Ausberry leads the SBC National African American Fellowship of some 4,000 pastors, who in 2019 renamed their annual banquet after Liele, a former enslaved man whose earthly owners recognized his spiritual gifts. NAAF presented awards to Julia Frazier White and Deborah Van Broekhoven as co-authors of the 2013 book "George Liele's Life and Legacy: An Unsung Hero."
The 2020 George Liele/NAAF Mission Support Banquet is set for June 8 at 6:30 p.m. in Orlando in advance of the SBC annual meeting.
"In one sense, he was set free that he could set others free from the bondage and penalty of sin," Ausberry, senior pastor of Antioch Baptist Church in Fairfax Station, Va., told BP. "My hope is that all Southern Baptist churches will share about the life and mission work of George Liele to inspire current and future generations to spread the Gospel around the world. George Liele's life shows that despite adverse circumstances God can still use us in a mighty way."
Fred Luter, who served from 2012-14 as the first black president of the SBC, is an active NAAF member as senior pastor of Franklin Avenue Baptist Church in New Orleans.
Robert Anderson, who made the motion at the 2019 SBC Annual Meeting in Birmingham to add the calendar date, also affirmed the EC vote.

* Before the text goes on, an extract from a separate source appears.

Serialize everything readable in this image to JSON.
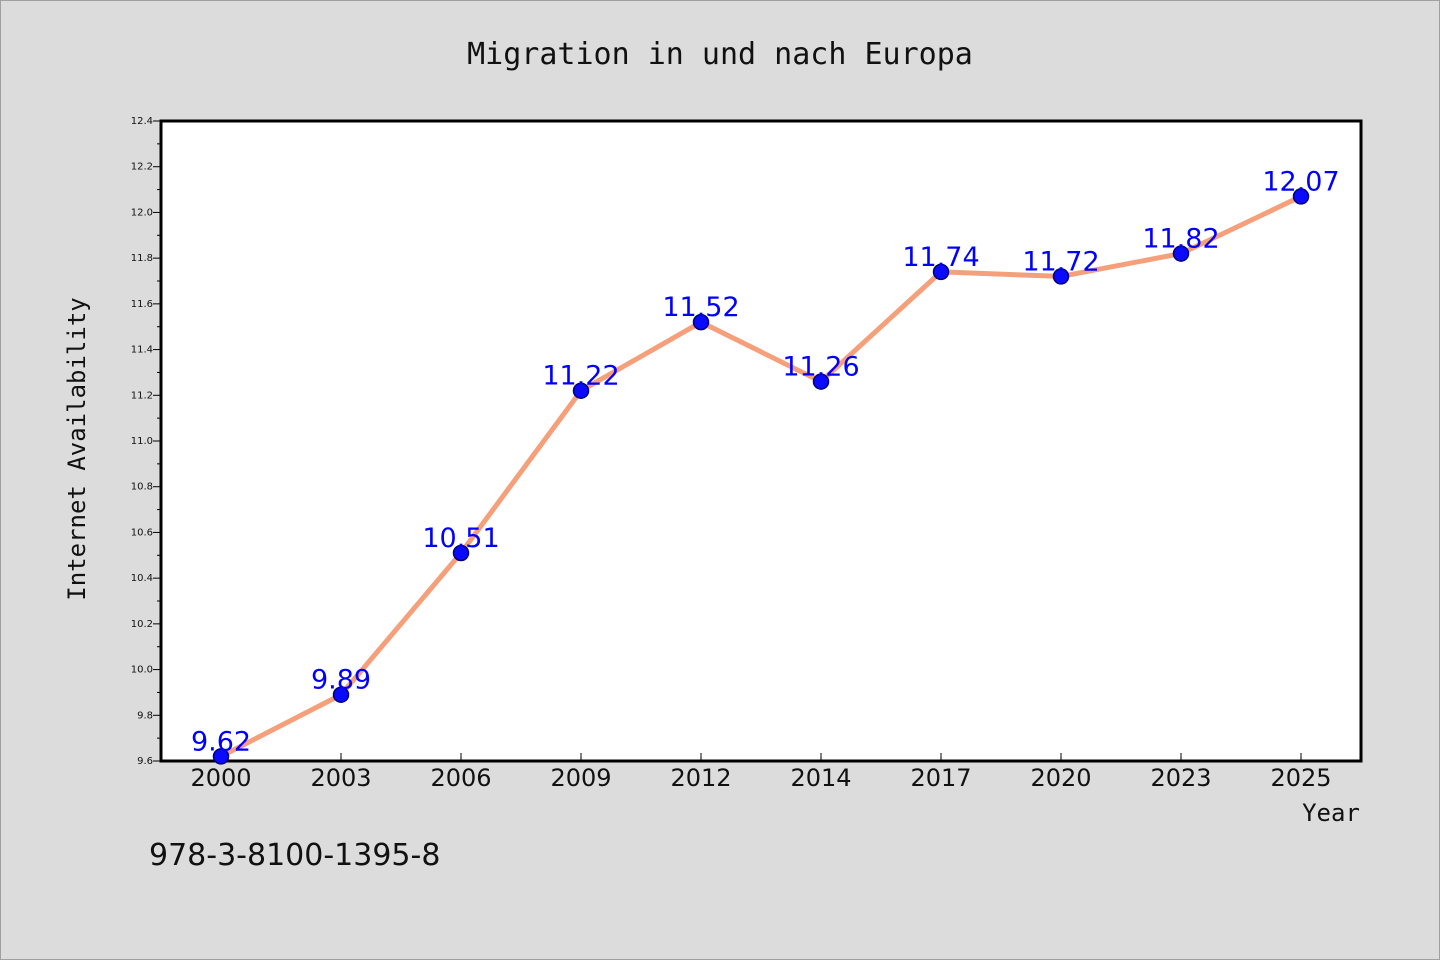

"The Bible tells us to give honor to whom honor is due (Romans 12:7), and thus, recognizing the Rev. George Liele is very compelling historically because it corrects the popular notion that Adoniram Judson or William Carey were the first international missionaries from America," Anderson, senior pastor of Colonial Baptist Church in Randallstown, Md., has said. "Rev. Liele preceded both of them to the foreign field to preach the Gospel, help the hurting, and start new churches. Our history regarding George Liele is HIS-STORY."

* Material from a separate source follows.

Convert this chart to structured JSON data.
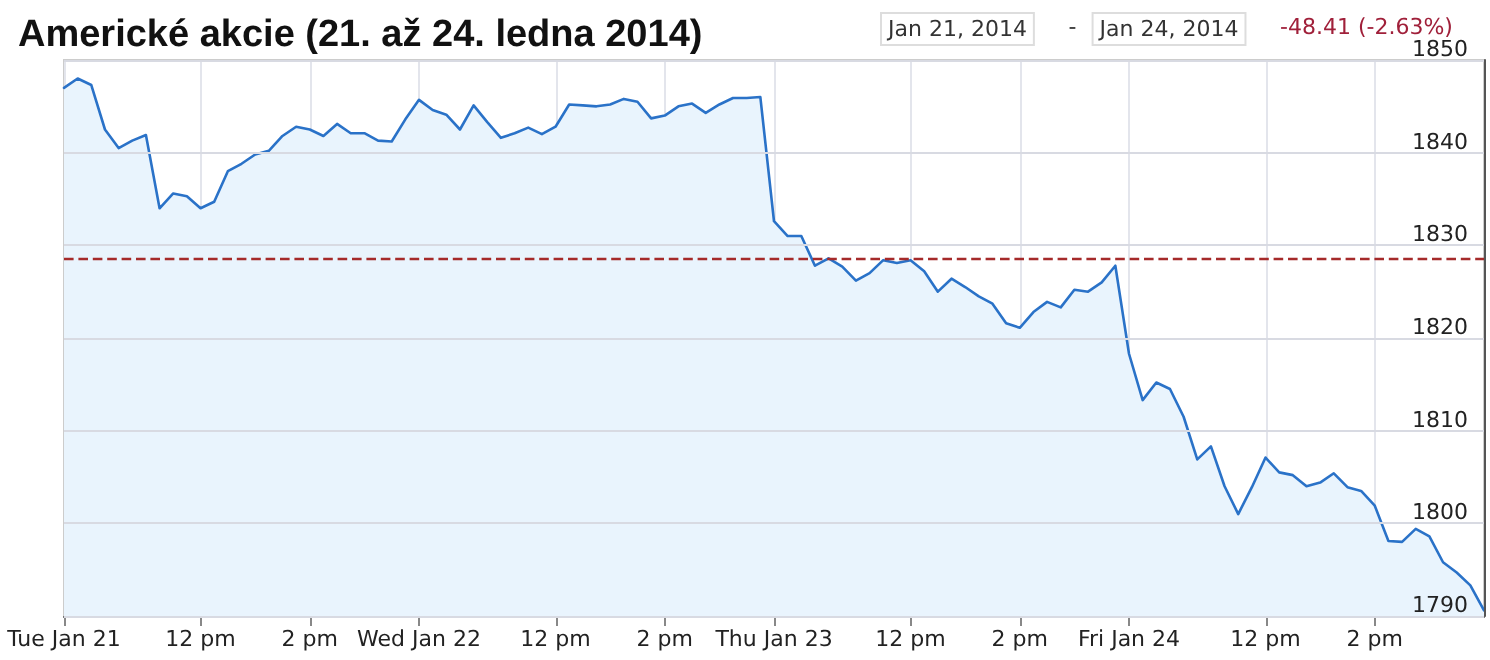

Liele is increasingly recognized among Southern Baptists for his pioneering missions. The SBC formally recognized Liele's efforts in a resolution at its 2012 annual meeting in New Orleans, celebrating him as the first overseas missionary from the U.S., noting that historiography has not always reflected the contribution of African American Baptists.

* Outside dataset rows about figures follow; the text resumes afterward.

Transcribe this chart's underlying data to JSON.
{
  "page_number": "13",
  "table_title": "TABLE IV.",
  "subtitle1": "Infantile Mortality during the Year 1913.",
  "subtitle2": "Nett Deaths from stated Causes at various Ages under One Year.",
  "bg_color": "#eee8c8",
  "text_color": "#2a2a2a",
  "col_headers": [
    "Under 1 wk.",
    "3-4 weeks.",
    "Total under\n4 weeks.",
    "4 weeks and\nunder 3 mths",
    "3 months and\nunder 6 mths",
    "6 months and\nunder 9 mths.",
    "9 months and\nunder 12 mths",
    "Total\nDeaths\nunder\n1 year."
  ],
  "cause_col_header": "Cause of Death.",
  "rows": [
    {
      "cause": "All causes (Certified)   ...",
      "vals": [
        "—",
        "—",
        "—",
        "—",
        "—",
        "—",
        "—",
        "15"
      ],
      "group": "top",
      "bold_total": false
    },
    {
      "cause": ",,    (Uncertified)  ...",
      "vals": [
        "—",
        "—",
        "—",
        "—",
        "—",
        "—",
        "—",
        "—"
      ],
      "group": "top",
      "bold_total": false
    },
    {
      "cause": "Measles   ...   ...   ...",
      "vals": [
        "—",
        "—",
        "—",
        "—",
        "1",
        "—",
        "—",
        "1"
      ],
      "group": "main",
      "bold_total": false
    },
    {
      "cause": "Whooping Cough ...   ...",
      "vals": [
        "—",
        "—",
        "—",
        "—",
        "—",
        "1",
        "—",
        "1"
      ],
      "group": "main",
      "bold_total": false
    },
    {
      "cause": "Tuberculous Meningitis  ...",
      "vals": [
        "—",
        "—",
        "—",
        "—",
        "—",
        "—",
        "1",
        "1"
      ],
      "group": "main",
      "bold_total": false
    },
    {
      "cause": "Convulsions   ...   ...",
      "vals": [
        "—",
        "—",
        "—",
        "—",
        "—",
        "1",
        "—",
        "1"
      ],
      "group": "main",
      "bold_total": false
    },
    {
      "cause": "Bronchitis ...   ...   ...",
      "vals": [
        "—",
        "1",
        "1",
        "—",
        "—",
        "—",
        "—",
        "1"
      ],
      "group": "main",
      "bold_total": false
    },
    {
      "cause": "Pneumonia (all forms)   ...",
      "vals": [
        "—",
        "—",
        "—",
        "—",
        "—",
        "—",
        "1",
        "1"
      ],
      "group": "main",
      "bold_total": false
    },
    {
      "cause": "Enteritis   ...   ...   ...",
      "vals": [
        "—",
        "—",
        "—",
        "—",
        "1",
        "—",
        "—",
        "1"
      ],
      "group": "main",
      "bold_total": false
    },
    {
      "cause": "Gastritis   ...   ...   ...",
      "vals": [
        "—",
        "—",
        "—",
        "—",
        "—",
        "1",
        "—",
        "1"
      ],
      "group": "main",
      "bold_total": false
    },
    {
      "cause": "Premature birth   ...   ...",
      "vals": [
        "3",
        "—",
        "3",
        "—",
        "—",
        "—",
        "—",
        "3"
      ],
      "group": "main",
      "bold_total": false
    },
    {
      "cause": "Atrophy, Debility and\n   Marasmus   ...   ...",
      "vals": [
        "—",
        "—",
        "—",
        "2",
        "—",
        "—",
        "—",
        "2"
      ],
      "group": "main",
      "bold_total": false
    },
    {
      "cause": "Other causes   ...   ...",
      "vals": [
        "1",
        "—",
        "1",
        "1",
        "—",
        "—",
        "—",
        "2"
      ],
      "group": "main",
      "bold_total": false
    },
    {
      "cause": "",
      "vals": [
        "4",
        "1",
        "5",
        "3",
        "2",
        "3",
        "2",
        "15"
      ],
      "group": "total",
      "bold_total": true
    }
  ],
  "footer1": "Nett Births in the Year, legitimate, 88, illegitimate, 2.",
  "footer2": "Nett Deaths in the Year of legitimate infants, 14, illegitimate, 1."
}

The College at Southeastern names one of four homes in its House System for single students for Liele, recognizing him among "great leaders in the Christian Faith." The first endowed directorship at Southeastern Baptist Theological Seminary's Lewis A. Drummond Center for Great Commission Studies, filled in April 2018, is named after Liele.
At the November 2019 Evangelical Theological Society meeting, Jason Duesing of Midwestern Baptist Theological Seminary said Liele's accomplishments can be viewed in harmony with Carey's.
In his paper titled "Who's on First: Liele or Carey? Assessing the Implications of the Father of Modern Missions," Duesing advocated for what he calls a "symphonious approach for assessing the modern missions movement." Duesing, MBTS academic provost and associate professor of historical theology, advocated referencing Liele as the first Baptist missionary and the first American missionary, while also considering Carey the father of modern missions as a movement.
Carlisle Driggers, executive director emeritus of the South Carolina Baptist Convention, is also among co-authors of George Liele's Life and Legacy.
"George Liele was really and truly the first Baptist missionary; there's no way to get around it. Even before William Carey, or Lott Carey or any of those persons who are so celebrated in Baptist history, there was George Liele," Driggers has said.. "And George went out on his own. He was not funded by any missionary society or any group whatever."